En tant que directeur d’une association caritative soutenue par 80 000 donateurs français dans 23 pays, Monseigneur Gollnish a des liens d’amitié très forts avec les 400 communautés. La chapelle dédiée aux chrétiens d’Orient est donc la matérialisation de ces liens d’amitié avec la création d’un lien plus ecclésial dans la cathédrale Notre-Dame de Paris.
Comment s’est déroulée la mise en place opérationnelle de ce projet ?

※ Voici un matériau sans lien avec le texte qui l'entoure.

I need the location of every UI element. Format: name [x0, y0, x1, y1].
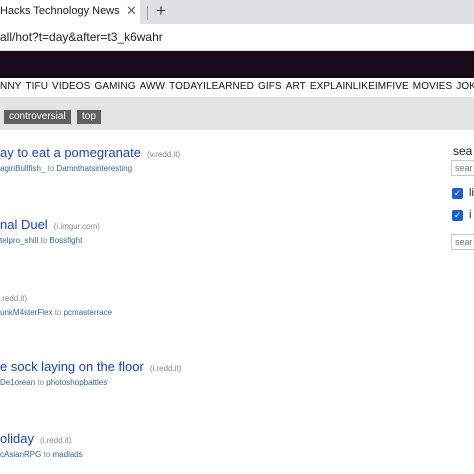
- post-to: to: [37, 378, 45, 387]
- post-domain[interactable]: (v.redd.it): [147, 150, 180, 159]
- post-to: to: [43, 450, 51, 459]
- close-icon[interactable]: ✕: [126, 4, 137, 18]
- post-subreddit[interactable]: pcmasterrace: [64, 308, 112, 317]
- subreddit-list: NNY TIFU VIDEOS GAMING AWW TODAYILEARNED GIFS A…: [0, 81, 474, 92]
- subreddit-link[interactable]: GAMING: [94, 81, 135, 92]
- post-author[interactable]: De1orean: [0, 378, 35, 387]
- post-to: to: [54, 308, 62, 317]
- browser-tab-strip: Hacks Technology News ✕ +: [0, 0, 474, 24]
- post-author[interactable]: cAsianRPG: [0, 450, 41, 459]
- tab-top[interactable]: top: [77, 110, 101, 124]
- subreddit-link[interactable]: NNY: [0, 81, 21, 92]
- subreddit-link[interactable]: TODAYILEARNED: [169, 81, 254, 92]
- post-to: to: [47, 164, 55, 173]
- post-title[interactable]: nal Duel: [0, 217, 48, 232]
- tab-title: Hacks Technology News: [0, 5, 120, 17]
- post-domain[interactable]: (i.redd.it): [40, 436, 72, 445]
- list-item: ay to eat a pomegranate (v.redd.it) aginB…: [0, 144, 180, 173]
- sidebar-search-input[interactable]: sear: [451, 160, 474, 176]
- checkbox-label: li: [469, 187, 474, 199]
- url-text[interactable]: all/hot?t=day&after=t3_k6wahr: [0, 30, 163, 44]
- post-domain[interactable]: .redd.it): [0, 294, 27, 303]
- post-subreddit[interactable]: Damnthatsinteresting: [57, 164, 133, 173]
- subreddit-bar: NNY TIFU VIDEOS GAMING AWW TODAYILEARNED GIFS A…: [0, 78, 474, 98]
- site-header: [0, 51, 474, 78]
- post-title[interactable]: ay to eat a pomegranate: [0, 145, 141, 160]
- browser-tab[interactable]: Hacks Technology News ✕: [0, 0, 140, 24]
- post-subreddit[interactable]: madlads: [53, 450, 83, 459]
- subreddit-link[interactable]: JOKES: [456, 81, 474, 92]
- post-subreddit[interactable]: Bossfight: [49, 236, 82, 245]
- list-item: .redd.it) unkM4sterFlex to pcmasterrace: [0, 288, 112, 317]
- sidebar-search-label: sea: [453, 144, 473, 158]
- tab-separator: [147, 6, 148, 20]
- subreddit-link[interactable]: EXPLAINLIKEIMFIVE: [310, 81, 409, 92]
- new-tab-icon[interactable]: +: [156, 2, 166, 20]
- subreddit-link[interactable]: TIFU: [25, 81, 48, 92]
- tab-controversial[interactable]: controversial: [4, 110, 71, 124]
- list-item: oliday (i.redd.it) cAsianRPG to madlads: [0, 430, 83, 459]
- list-item: nal Duel (i.imgur.com) telpro_shill to Bo…: [0, 216, 100, 245]
- subreddit-link[interactable]: ART: [286, 81, 306, 92]
- post-author[interactable]: unkM4sterFlex: [0, 308, 52, 317]
- address-bar[interactable]: all/hot?t=day&after=t3_k6wahr: [0, 24, 474, 51]
- sort-tabs-bar: controversial top: [0, 98, 474, 130]
- post-title[interactable]: e sock laying on the floor: [0, 359, 144, 374]
- post-to: to: [40, 236, 48, 245]
- checkbox-checked-icon[interactable]: ✓: [452, 188, 463, 199]
- post-author[interactable]: telpro_shill: [0, 236, 38, 245]
- post-domain[interactable]: (i.redd.it): [150, 364, 182, 373]
- checkbox-label: i: [469, 209, 472, 221]
- post-title[interactable]: oliday: [0, 431, 34, 446]
- list-item: e sock laying on the floor (i.redd.it) De…: [0, 358, 181, 387]
- post-subreddit[interactable]: photoshopbattles: [46, 378, 107, 387]
- subreddit-link[interactable]: VIDEOS: [52, 81, 90, 92]
- subreddit-link[interactable]: AWW: [140, 81, 165, 92]
- sidebar-search-input-2[interactable]: sear: [451, 234, 474, 250]
- post-domain[interactable]: (i.imgur.com): [54, 222, 100, 231]
- subreddit-link[interactable]: MOVIES: [413, 81, 453, 92]
- post-author[interactable]: aginBullfish_: [0, 164, 45, 173]
- checkbox-checked-icon[interactable]: ✓: [452, 210, 463, 221]
- subreddit-link[interactable]: GIFS: [258, 81, 282, 92]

Marielle Fontanilles – je précise que le projet a consisté à fabriquer huit grandes icônes orientales par huit iconographes différents, qui représentent chacune et ensemble les berceaux historiques des chrétiens d’Orient. Certaines icônes sont associées à des sièges apostoliques de l’antiquité, comme Constantinople, Jérusalem, Antioche, et d’autres associées à des églises plus lointaines comme l’Église d’Éthiopie, l’Église d’Inde, et une à l’Église d’Arménie.

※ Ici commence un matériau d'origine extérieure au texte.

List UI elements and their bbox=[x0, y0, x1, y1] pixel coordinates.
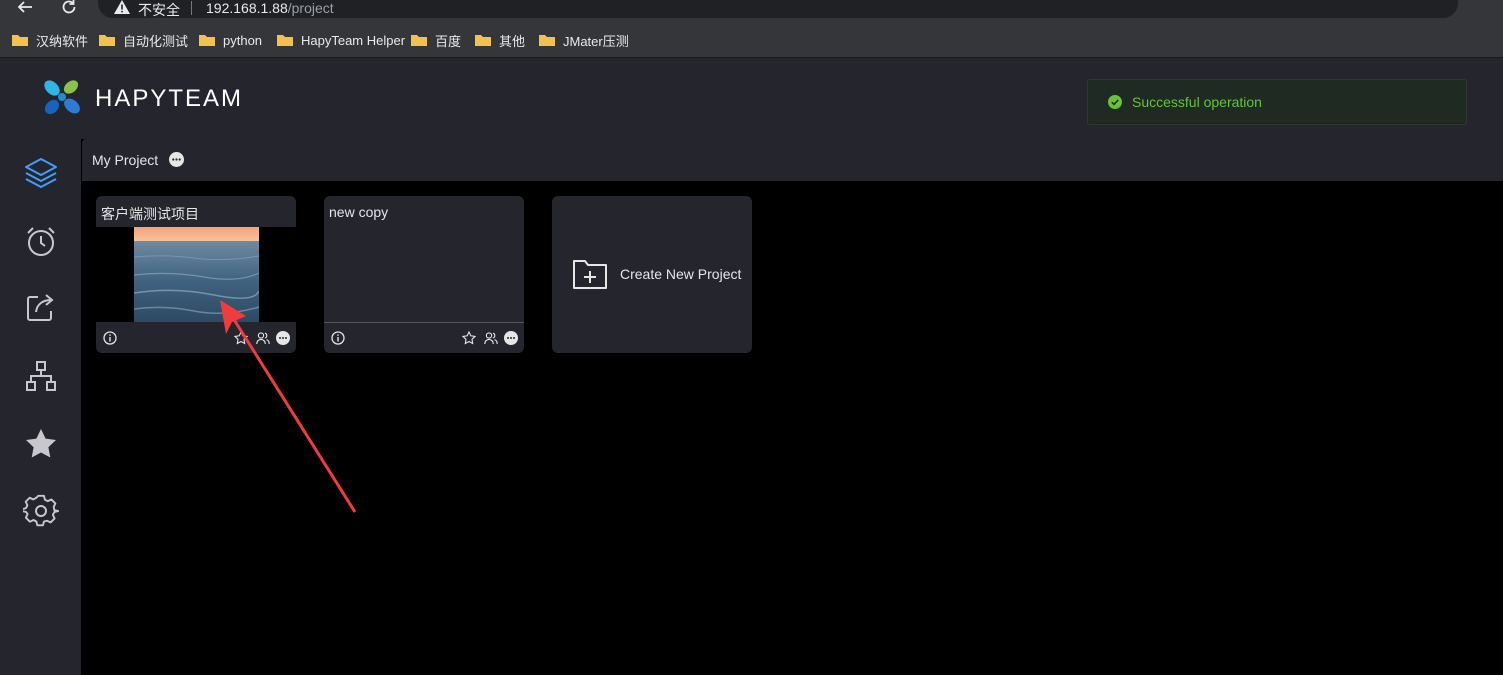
sidebar-item-team[interactable] bbox=[20, 355, 62, 397]
arrow-left-icon bbox=[17, 1, 32, 13]
info-icon[interactable] bbox=[331, 331, 345, 345]
sidebar-item-favorites[interactable] bbox=[20, 423, 62, 465]
folder-icon bbox=[99, 35, 115, 46]
warning-icon bbox=[114, 0, 130, 14]
url-path: /project bbox=[287, 0, 334, 16]
bookmark-label: 百度 bbox=[435, 33, 462, 49]
folder-icon bbox=[12, 35, 28, 46]
bookmark-item[interactable]: JMater压测 bbox=[539, 29, 629, 51]
more-options-icon[interactable] bbox=[169, 152, 184, 167]
insecure-label: 不安全 bbox=[138, 2, 180, 18]
create-project-content: Create New Project bbox=[572, 258, 741, 290]
sidebar-item-settings[interactable] bbox=[20, 490, 62, 532]
sidebar-item-recent[interactable] bbox=[20, 220, 62, 262]
folder-icon bbox=[475, 35, 491, 46]
sidebar bbox=[0, 139, 81, 675]
project-card[interactable]: new copy bbox=[324, 196, 524, 353]
folder-icon bbox=[199, 35, 215, 46]
browser-chrome: 不安全 192.168.1.88/project 汉纳软件 自动化测试 pyth… bbox=[0, 0, 1503, 57]
address-bar[interactable]: 不安全 192.168.1.88/project bbox=[98, 0, 1458, 18]
url-separator bbox=[191, 1, 192, 15]
sidebar-item-projects[interactable] bbox=[20, 152, 62, 194]
bookmark-label: HapyTeam Helper bbox=[301, 32, 406, 48]
reload-button[interactable] bbox=[58, 0, 80, 18]
star-outline-icon[interactable] bbox=[462, 331, 476, 345]
more-options-icon[interactable] bbox=[504, 331, 518, 345]
folder-icon bbox=[539, 35, 555, 46]
bookmark-item[interactable]: 汉纳软件 bbox=[12, 29, 88, 51]
bookmark-label: JMater压测 bbox=[563, 33, 629, 49]
breadcrumb: My Project bbox=[82, 139, 1503, 181]
success-toast: Successful operation bbox=[1087, 79, 1467, 125]
gear-icon bbox=[23, 494, 59, 527]
layers-icon bbox=[25, 158, 57, 188]
page-title: My Project bbox=[92, 152, 159, 168]
org-chart-icon bbox=[26, 361, 56, 391]
bookmark-item[interactable]: HapyTeam Helper bbox=[277, 29, 405, 51]
back-button[interactable] bbox=[14, 0, 36, 18]
project-thumbnail-frame bbox=[96, 227, 296, 322]
bookmark-item[interactable]: 自动化测试 bbox=[99, 29, 188, 51]
project-card[interactable]: 客户端测试项目 bbox=[96, 196, 296, 353]
hapyteam-logo-icon bbox=[44, 80, 80, 115]
project-name: new copy bbox=[329, 204, 389, 220]
create-project-label: Create New Project bbox=[620, 266, 742, 282]
bookmark-label: 汉纳软件 bbox=[36, 33, 89, 49]
bookmark-label: 其他 bbox=[499, 33, 526, 49]
star-icon bbox=[26, 429, 56, 458]
bookmark-label: python bbox=[223, 32, 263, 48]
browser-nav-row: 不安全 192.168.1.88/project bbox=[0, 0, 1503, 22]
card-footer bbox=[324, 322, 524, 353]
reload-icon bbox=[62, 0, 76, 14]
alarm-clock-icon bbox=[27, 227, 55, 256]
folder-icon bbox=[277, 35, 293, 46]
url-text: 192.168.1.88/project bbox=[206, 0, 334, 16]
more-options-icon[interactable] bbox=[276, 331, 290, 345]
create-project-button[interactable]: Create New Project bbox=[552, 196, 752, 353]
share-icon bbox=[27, 294, 54, 321]
info-icon[interactable] bbox=[103, 331, 117, 345]
star-outline-icon[interactable] bbox=[234, 331, 248, 345]
project-name: 客户端测试项目 bbox=[101, 206, 199, 222]
folder-icon bbox=[411, 35, 427, 46]
brand-name: HAPYTEAM bbox=[95, 85, 244, 112]
app-header: HAPYTEAM Successful operation bbox=[0, 57, 1503, 139]
members-icon[interactable] bbox=[256, 331, 270, 345]
bookmark-item[interactable]: 其他 bbox=[475, 29, 525, 51]
bookmark-item[interactable]: python bbox=[199, 29, 262, 51]
folder-add-icon bbox=[573, 260, 607, 289]
bookmark-item[interactable]: 百度 bbox=[411, 29, 461, 51]
project-thumbnail-sea-image bbox=[134, 227, 259, 322]
members-icon[interactable] bbox=[484, 331, 498, 345]
bookmarks-bar: 汉纳软件 自动化测试 python HapyTeam Helper 百度 其他 … bbox=[0, 29, 1503, 51]
bookmark-label: 自动化测试 bbox=[123, 33, 189, 49]
card-footer bbox=[96, 323, 296, 353]
sidebar-item-shared[interactable] bbox=[20, 286, 62, 328]
check-circle-icon bbox=[1108, 95, 1122, 109]
url-host: 192.168.1.88 bbox=[206, 0, 288, 16]
toast-message: Successful operation bbox=[1132, 94, 1262, 110]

Ces icônes sont en cours de réalisation et sont réalisées par huit iconographes choisis par un comité. Le but est d’avoir une équipe plurielle avec des Français et des Orientaux, des catholiques et des orthodoxes. Il y a six artistes basés en France et deux en Orient. Chaque planche en bois servant de support à ces icônes a été réalisée par le même ébéniste, basé en Charente, et qui a utilisé le bois provenant du même arbre pour les huit planches. Il y a là aussi tout un symbole pour montrer les racines communes de l’Église orientale et de l’Église d’Occident.

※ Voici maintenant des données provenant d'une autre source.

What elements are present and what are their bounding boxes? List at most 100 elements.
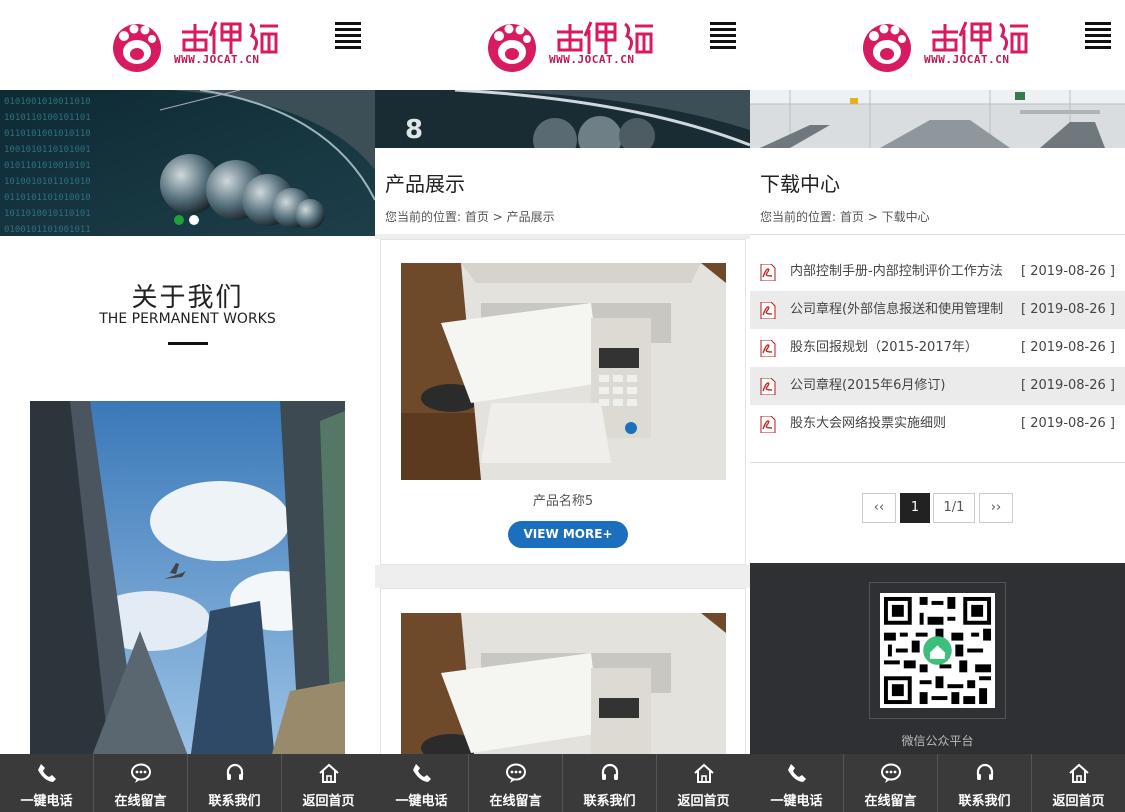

Quels sont les principaux défis et difficultés que vous avez rencontrés pour ce projet ?
Marielle Fontanilles -Il n’y a pas eu de réticence particulière mais plutôt un grand enthousiasme de tous les participants à ce projet, tant du côté de Notre-Dame de Paris que des iconographes, et bien sûr un enthousiasme partagé par tous les membres de l’Œuvre d’Orient. En revanche, la principale difficulté a été de définir un projet équilibré et représentatif de chacune de ces Églises orientales dans leur diversité. La peinture et l’écriture des icônes est un art dans lequel chaque Église se retrouve, mais certaines plus que d’autres, donc il a fallu bien mettre tout ça « à égalité ».
L’autre défi a été de monter un tel projet dans le contexte actuel très chaotique du Moyen-Orient. Il n’y a qu’un seul artisan qui a fabriqué la planche en bois des icônes. Ensuite, la difficulté a été d’identifier chaque iconographe et réussir, notamment, à envoyer la planche en bois en Orient. Il faut savoir que chaque planche pèse environ 12 kilos avec sa boîte, donc ce n’a pas été simple. Rappelons que le bois vient de Bourgogne et a été coupé il y a une vingtaine d’années.
Écrire une icône est un acte de prière, mais envoyer la planche au Liban n’a pas été simple, et aujourd’hui, l’iconographe est basé à Alep, une ville prise dans le chaos. C’est donc un message très fort que cet iconographe enfermé à Alep, écrive et peigne une icône qui sera présentée à des millions de visiteurs et de pèlerins à Notre-Dame de Paris. Il y a là tout un symbole.
L’Œuvre d’Orient donc est donc à l’initiative d’un projet inédit qui est un véritable témoignage consacré aux Chrétiens d’orient?
Armelle Milcent – Oui, c’est l’Œuvre d’Orient qui, en discussion avec Notre-Dame de Paris, a été maître d’œuvre de tout ce projet. Mais ce qui doit être mis en avant, c’est que ce n’est pas la chapelle de l’Œuvre d’Orient, c’est vraiment la chapelle des chrétiens d’Orient. Les chrétiens d’Orient n’appartiennent pas à une chapelle particulière, ils ne représentent pas une marque et ils sont ouverts à tous. Leur témoignage, qui les dépasse dans une certaine mesure, nourrit notre foi, celle des occidentaux, aujourd’hui.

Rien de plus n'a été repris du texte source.